Hence, she is pulling out all the stops to support the “continuation candidate”, Alejandro Guillier. In the last few months she has inaugurated new infrastructure including hospitals, and including him in those events. This is not uncommon in Chile, but a sitting president has not had the inclination in the past to do much of that type of direct campaign support. In Guillier’s last public appearance before the campaign came to a close on Thursday, it is reported that at least half of Bachelet’s Ministers attended, as well as a huge representation of government officers. This event was strategically located in the plaza in front of the Moneda Presidential Palace and very close to most of the Ministry offices; those officials who want to keep their jobs flowed out of their offices, reportedly in great numbers, to show their support for Guillier.

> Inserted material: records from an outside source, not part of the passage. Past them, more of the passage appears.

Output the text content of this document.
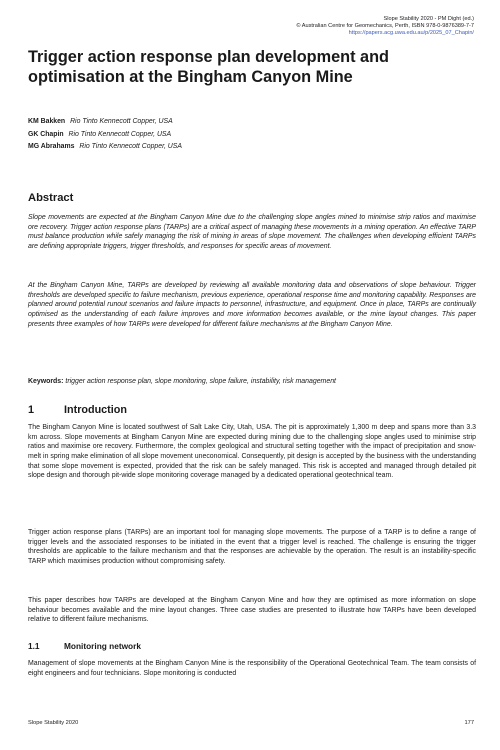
Slope Stability 2020 - PM Dight (ed.)
© Australian Centre for Geomechanics, Perth, ISBN 978-0-9876389-7-7
https://papers.acg.uwa.edu.au/p/2025_07_Chapin/
Trigger action response plan development and optimisation at the Bingham Canyon Mine
KM Bakken Rio Tinto Kennecott Copper, USA
GK Chapin Rio Tinto Kennecott Copper, USA
MG Abrahams Rio Tinto Kennecott Copper, USA
Abstract

Slope movements are expected at the Bingham Canyon Mine due to the challenging slope angles mined to minimise strip ratios and maximise ore recovery. Trigger action response plans (TARPs) are a critical aspect of managing these movements in a mining operation. An effective TARP must balance production while safely managing the risk of mining in areas of slope movement. The challenges when developing efficient TARPs are defining appropriate triggers, trigger thresholds, and responses for specific areas of movement.

At the Bingham Canyon Mine, TARPs are developed by reviewing all available monitoring data and observations of slope behaviour. Trigger thresholds are developed specific to failure mechanism, previous experience, operational response time and monitoring capability. Responses are planned around potential runout scenarios and failure impacts to personnel, infrastructure, and equipment. Once in place, TARPs are continually optimised as the understanding of each failure improves and more information becomes available, or the mine layout changes. This paper presents three examples of how TARPs were developed for different failure mechanisms at the Bingham Canyon Mine.

Keywords: trigger action response plan, slope monitoring, slope failure, instability, risk management

1	Introduction

The Bingham Canyon Mine is located southwest of Salt Lake City, Utah, USA. The pit is approximately 1,300 m deep and spans more than 3.3 km across. Slope movements at Bingham Canyon Mine are expected during mining due to the challenging slope angles used to minimise strip ratios and maximise ore recovery. Furthermore, the complex geological and structural setting together with the impact of precipitation and snow-melt in spring make elimination of all slope movement uneconomical. Consequently, pit design is accepted by the business with the understanding that some slope movement is expected, provided that the risk can be safely managed. This risk is accepted and managed through detailed pit slope design and thorough pit-wide slope monitoring coverage managed by a dedicated operational geotechnical team.

Trigger action response plans (TARPs) are an important tool for managing slope movements. The purpose of a TARP is to define a range of trigger levels and the associated responses to be initiated in the event that a trigger level is reached. The challenge is ensuring the trigger thresholds are applicable to the failure mechanism and that the responses are achievable by the operation. The result is an instability-specific TARP which maximises production without compromising safety.

This paper describes how TARPs are developed at the Bingham Canyon Mine and how they are optimised as more information on slope behaviour becomes available and the mine layout changes. Three case studies are presented to illustrate how TARPs have been developed relative to different failure mechanisms.

1.1	Monitoring network

Management of slope movements at the Bingham Canyon Mine is the responsibility of the Operational Geotechnical Team. The team consists of eight engineers and four technicians. Slope monitoring is conducted

Slope Stability 2020	177
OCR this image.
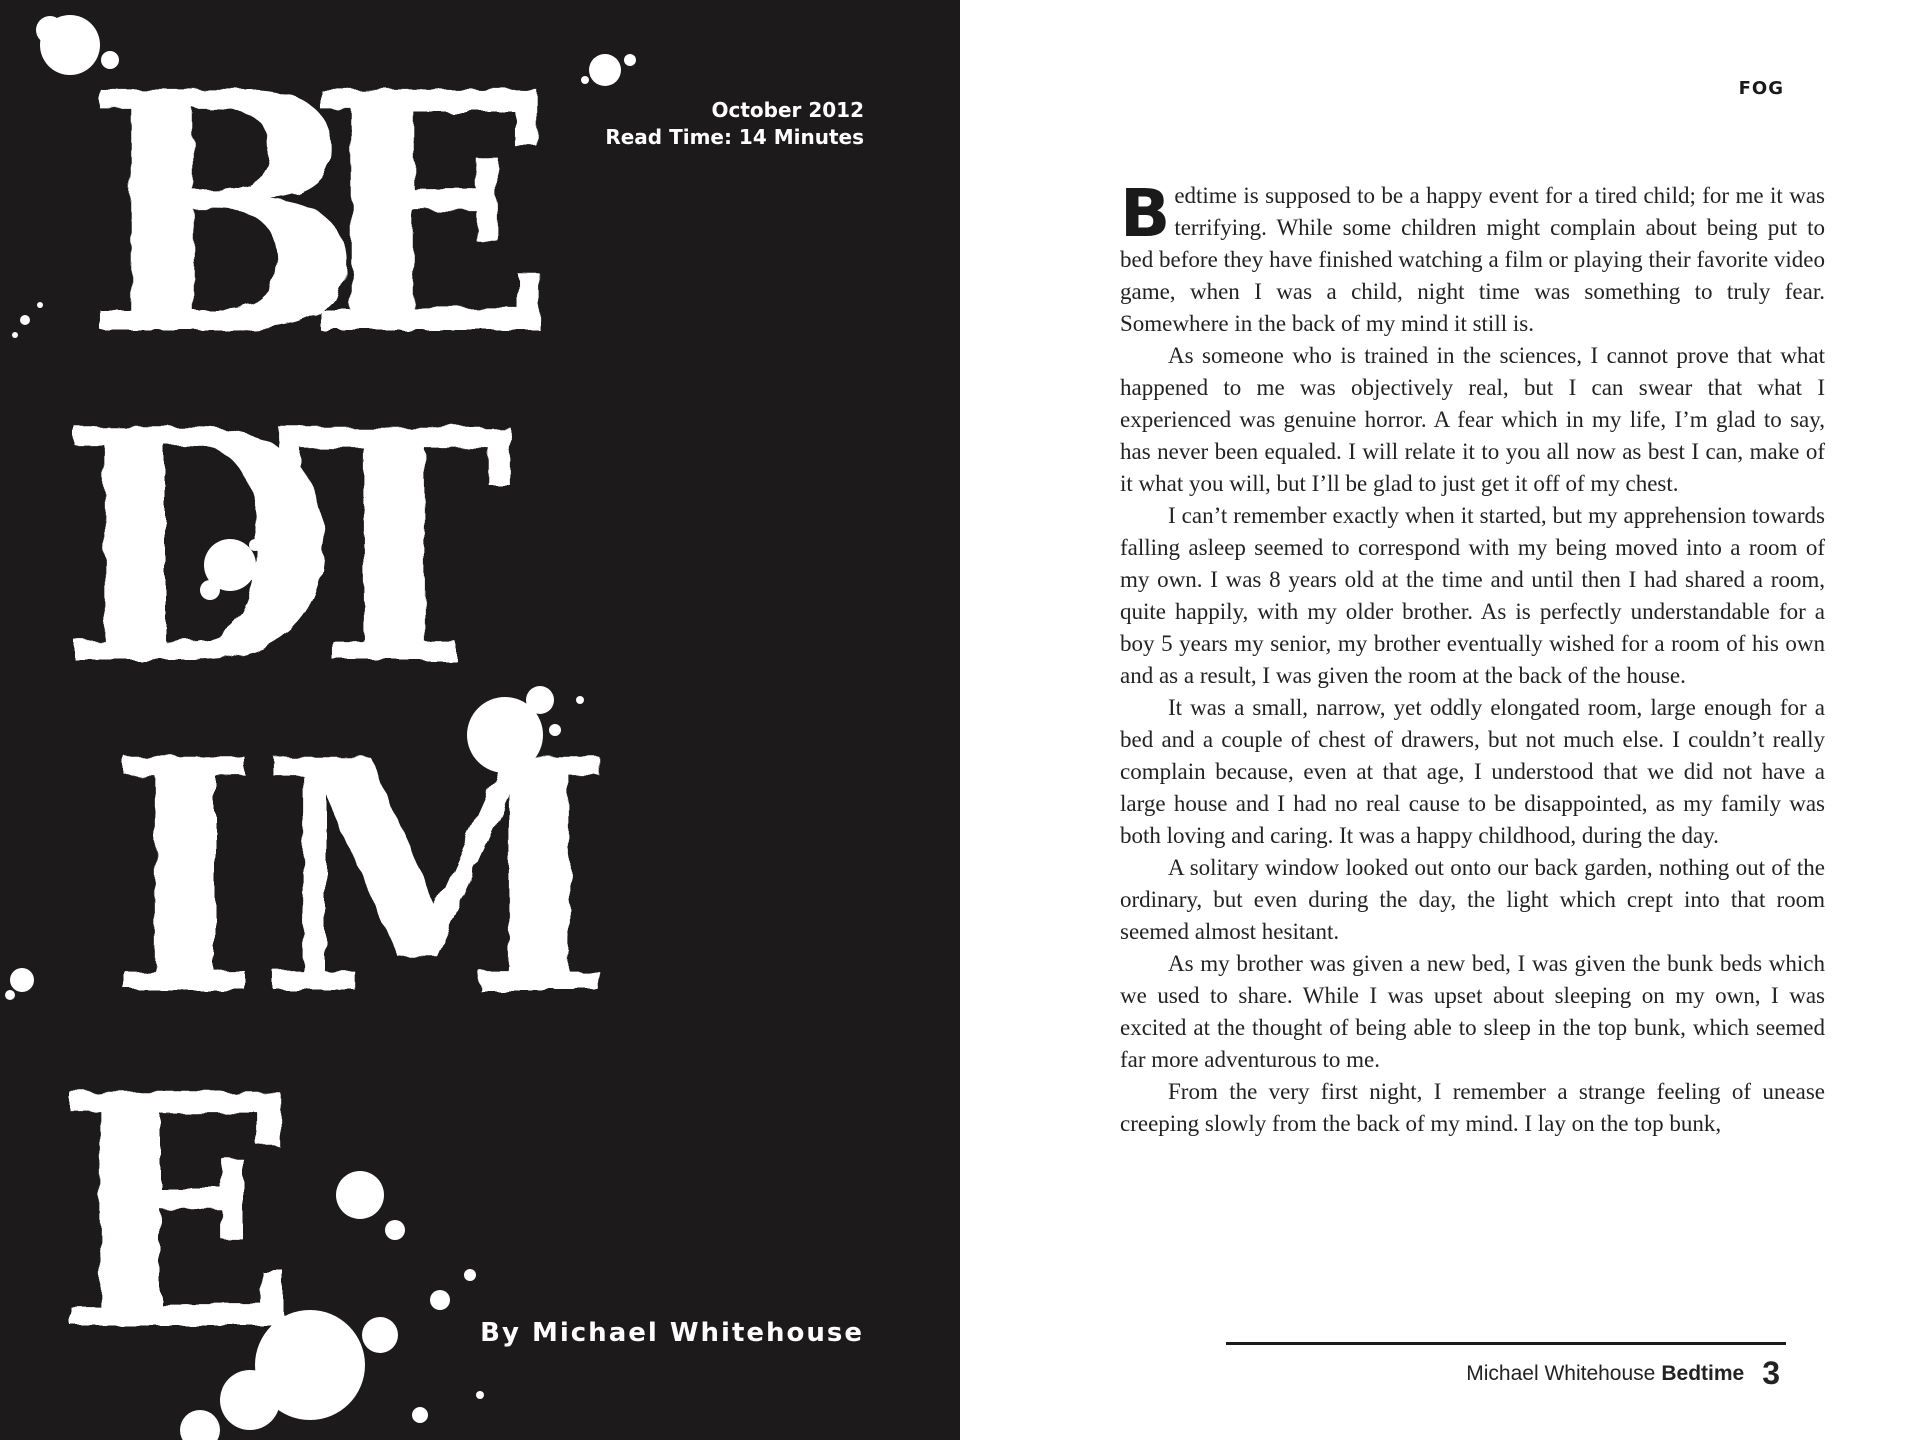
B
E
D
T
I M
E
October 2012
Read Time: 14 Minutes
By Michael Whitehouse
FOG

Bedtime is supposed to be a happy event for a tired child; for me it was terrifying. While some children might complain about being put to bed before they have finished watching a film or playing their favorite video game, when I was a child, night time was something to truly fear. Somewhere in the back of my mind it still is.

As someone who is trained in the sciences, I cannot prove that what happened to me was objectively real, but I can swear that what I experienced was genuine horror. A fear which in my life, I’m glad to say, has never been equaled. I will relate it to you all now as best I can, make of it what you will, but I’ll be glad to just get it off of my chest.

I can’t remember exactly when it started, but my apprehension towards falling asleep seemed to correspond with my being moved into a room of my own. I was 8 years old at the time and until then I had shared a room, quite happily, with my older brother. As is perfectly understandable for a boy 5 years my senior, my brother eventually wished for a room of his own and as a result, I was given the room at the back of the house.

It was a small, narrow, yet oddly elongated room, large enough for a bed and a couple of chest of drawers, but not much else. I couldn’t really complain because, even at that age, I understood that we did not have a large house and I had no real cause to be disappointed, as my family was both loving and caring. It was a happy childhood, during the day.

A solitary window looked out onto our back garden, nothing out of the ordinary, but even during the day, the light which crept into that room seemed almost hesitant.

As my brother was given a new bed, I was given the bunk beds which we used to share. While I was upset about sleeping on my own, I was excited at the thought of being able to sleep in the top bunk, which seemed far more adventurous to me.

From the very first night, I remember a strange feeling of unease creeping slowly from the back of my mind. I lay on the top bunk,

Michael Whitehouse Bedtime 3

Beatriz Sánchez Characteristically differentiated herself from the Guillier approach, and spent her last day of the campaign strolling around the city of Concepción, a place always sympathetic to more leftist ideology and candidates. She ended the public appearance stating that she was the candidate with “clean hands”, supposedly free of corruption, and then danced the cueca with her husband. Only thing lacking was the nostalgic link to the past, and the “people”, the empanada and vino tinto.
So Sunday we shall see. I am not predicting the outcome. (I have a favorite, but she won’t win.) My last predictions for the US presidential election were flawed, disturbingly so. I’m not sure I dare provide the kiss of death to any of these Chilean candidates. The voters will decide, and I’ll weigh in after. What is clear is that Chile is having what should prove to be an exemplary demonstration of South American democracy. They are to be commended. And I am envious.
Posted on November 17, 2017, in Leesburg, Virginia.